On average that's $214 billion per industry, and this leaves even the best U.S. companies with a choice. They can stay in the United States and scrap for the few million dollars the local communities and states and Federal government might provide. Or they can pull up stakes, go to China, and get their share of the $1.5 trillion being passed out over there. The Chinese, by the way, have no problem giving their money to U.S. companies, if the U.S. companies will put their plants up in China and turn over their technology. Unfortunately, even for the most patriotic CEO's and Boards of Directors, this is an offer that is almost impossible to refuse.

President Obama has not done nearly enough about this. There is no unfair trade strike force to fight back against Chinese subsidies. There's no application of the countervailing duty (anti-subsidy) law to Chinese currency undervaluation. There's no new trade legislation being proposed to modernize our laws, despite the fact that our last major trade law reforms occurred in 1994, 17 years ago.

Why is this? I suspect that one reason is that President Obama does not want the United States alone to bear the brunt, economically or in terms of foreign policy, of standing up to China. All the Treasury bonds held by China, all the U. S. companies already substantially invested there, the Chinese spot on the U. N. Security Council, all militate against this much needed aggressive posture on trade.

But I urge the president to take a lesson from himself, and apply the reasoning of Monday night's speech on Libya to the international trade arena. The President should work on building an international consensus to deal with Chinese subsidies. He should direct his trade officials to meet intensively with other countries to kick-off this initiative. I think he would find allies for this effort in the European Union, and in Mexico, Turkey, Argentina, Canada, Brazil, and Japan, among other countries. I have talked to trade negotiators and industries in all these countries and they share our concerns. None of them want to see their industries moving to China, particularly the emerging industries of the future.

Conveniently, Secretary of the Treasury Tim Geithner is going to Nanjing, China this week to meet with the G-20 leadership to discuss global economic issues. He should take the opportunity to meet off-line with like minded G-20 leaders and should focus on two issues. First, he should suggest that these countries join with the United States to begin an anti-subsidy case at the WTO (World Trade Organization) regarding the Chinese undervalued currency. In my view this international case is not the ideal approach; it would be better to proceed alone under our own laws. But it may be one the Administration is more comfortable with, consistent with the new Obama Doctrine of coalition building.

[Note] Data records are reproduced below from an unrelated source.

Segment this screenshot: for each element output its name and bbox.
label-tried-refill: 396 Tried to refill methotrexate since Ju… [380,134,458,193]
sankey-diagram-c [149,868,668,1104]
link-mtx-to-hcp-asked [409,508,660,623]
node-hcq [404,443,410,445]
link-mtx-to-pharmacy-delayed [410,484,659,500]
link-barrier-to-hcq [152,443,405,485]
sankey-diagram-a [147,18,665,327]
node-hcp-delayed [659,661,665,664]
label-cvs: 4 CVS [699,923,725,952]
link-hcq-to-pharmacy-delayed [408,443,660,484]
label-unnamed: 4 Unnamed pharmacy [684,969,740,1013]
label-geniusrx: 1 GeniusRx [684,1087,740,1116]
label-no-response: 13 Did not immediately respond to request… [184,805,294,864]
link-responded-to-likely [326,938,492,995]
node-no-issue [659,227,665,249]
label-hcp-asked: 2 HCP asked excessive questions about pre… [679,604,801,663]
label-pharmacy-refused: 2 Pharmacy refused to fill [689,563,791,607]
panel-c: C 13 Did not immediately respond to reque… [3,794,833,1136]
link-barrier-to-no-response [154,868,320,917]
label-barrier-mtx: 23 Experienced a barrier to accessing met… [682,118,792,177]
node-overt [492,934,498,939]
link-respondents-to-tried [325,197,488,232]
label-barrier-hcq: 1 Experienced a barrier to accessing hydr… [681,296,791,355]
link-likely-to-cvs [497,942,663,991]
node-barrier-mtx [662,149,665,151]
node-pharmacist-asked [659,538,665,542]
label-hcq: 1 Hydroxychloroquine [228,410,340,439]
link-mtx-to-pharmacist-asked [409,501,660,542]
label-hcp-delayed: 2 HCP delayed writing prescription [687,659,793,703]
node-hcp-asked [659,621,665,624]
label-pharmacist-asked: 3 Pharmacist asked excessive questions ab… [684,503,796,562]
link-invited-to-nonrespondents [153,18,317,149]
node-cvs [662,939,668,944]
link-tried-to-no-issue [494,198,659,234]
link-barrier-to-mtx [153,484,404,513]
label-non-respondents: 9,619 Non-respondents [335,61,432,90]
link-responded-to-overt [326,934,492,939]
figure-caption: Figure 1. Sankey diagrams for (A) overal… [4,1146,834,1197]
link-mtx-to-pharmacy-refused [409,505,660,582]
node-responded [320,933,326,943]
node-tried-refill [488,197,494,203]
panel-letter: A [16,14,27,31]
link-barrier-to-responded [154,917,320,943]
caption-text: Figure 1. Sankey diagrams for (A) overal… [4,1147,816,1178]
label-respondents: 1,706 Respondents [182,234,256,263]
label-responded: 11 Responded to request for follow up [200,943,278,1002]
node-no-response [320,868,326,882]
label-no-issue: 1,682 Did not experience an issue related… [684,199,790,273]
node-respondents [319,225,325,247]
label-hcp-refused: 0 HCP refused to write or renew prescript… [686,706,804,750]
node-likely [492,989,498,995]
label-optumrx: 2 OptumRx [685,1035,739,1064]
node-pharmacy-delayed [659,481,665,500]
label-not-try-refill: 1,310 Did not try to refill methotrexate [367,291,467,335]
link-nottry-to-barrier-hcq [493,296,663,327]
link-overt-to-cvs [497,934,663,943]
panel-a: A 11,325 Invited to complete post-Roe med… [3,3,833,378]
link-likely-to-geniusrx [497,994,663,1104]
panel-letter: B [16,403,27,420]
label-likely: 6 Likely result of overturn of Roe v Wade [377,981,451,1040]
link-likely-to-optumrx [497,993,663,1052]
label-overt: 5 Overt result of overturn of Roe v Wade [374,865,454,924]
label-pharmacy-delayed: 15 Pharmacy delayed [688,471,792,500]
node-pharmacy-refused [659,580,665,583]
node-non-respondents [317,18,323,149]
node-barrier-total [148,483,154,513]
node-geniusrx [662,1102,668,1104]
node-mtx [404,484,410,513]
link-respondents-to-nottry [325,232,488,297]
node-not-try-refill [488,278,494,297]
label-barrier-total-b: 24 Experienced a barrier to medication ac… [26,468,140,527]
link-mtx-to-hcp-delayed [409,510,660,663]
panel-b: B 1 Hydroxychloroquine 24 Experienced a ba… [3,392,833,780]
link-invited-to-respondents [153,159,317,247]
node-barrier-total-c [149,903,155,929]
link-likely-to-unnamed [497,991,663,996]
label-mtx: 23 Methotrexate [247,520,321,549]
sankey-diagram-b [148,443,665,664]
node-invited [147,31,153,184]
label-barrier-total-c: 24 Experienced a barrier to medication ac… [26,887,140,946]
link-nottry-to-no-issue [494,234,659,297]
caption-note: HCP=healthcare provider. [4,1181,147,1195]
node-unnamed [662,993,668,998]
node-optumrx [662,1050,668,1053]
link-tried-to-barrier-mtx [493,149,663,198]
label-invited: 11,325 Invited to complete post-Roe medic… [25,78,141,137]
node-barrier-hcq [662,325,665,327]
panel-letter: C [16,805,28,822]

Secondly Mr. Geithner should call on key members of the G-20 to begin a strategic dialogue with China, on their subsidy practices for emerging industries, which would demand a change in direction. Subsidies are as unfair and distortive as tariffs, a trade barrier the U.S. led the world in fighting back years ago when it started the GATT and the WTO. It is now time for us to exercise the same leadership on this most significant unfair trade practice of today.